Chapter 2 presents the first step. Intra-comparison is defined by Wang as

“detection of corresponding lexical items across dialects of a language with which the proto-form of that language may be constructed” (p. 1). In connection to Bai, he uses data from nine Bai dialects to reconstruct their linguistic ancestor. In addition, he performs a subgrouping of these dialects using two phylogenetic algorithms, PAUP and PENNY.

Chapter 3 discusses the second step. Inter-comparison aims at detection of a set of corresponding lexical items across proto-languages with which the core of that language may be identified (cf. pp. 1-2). This procedure, according to Wang, allows him to stratify Sino-Bai related words in order to exclude layers of Chinese borrowings in Proto-Bai.

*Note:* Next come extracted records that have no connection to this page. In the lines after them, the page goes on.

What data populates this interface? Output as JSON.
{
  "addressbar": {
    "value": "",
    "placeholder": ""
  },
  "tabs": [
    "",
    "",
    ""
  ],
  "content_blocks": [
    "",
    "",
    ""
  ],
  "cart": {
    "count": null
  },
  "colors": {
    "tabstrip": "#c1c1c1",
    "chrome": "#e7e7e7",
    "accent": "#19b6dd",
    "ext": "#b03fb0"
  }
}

Chapter 4 deals with the third step, Recognition. In this chapter, Wang attemps to detect cognates and borrowings in the oldest layer of Sino-Bai and to assess their ratio based on the Inexplicability Principle and Chen Baoya’s (1996) Rank Theory. The Inexplicability Principle refers to “the inability to describe a recipient language in terms of the phonological system of the donor language” (p. 2). The “inexplicable elements”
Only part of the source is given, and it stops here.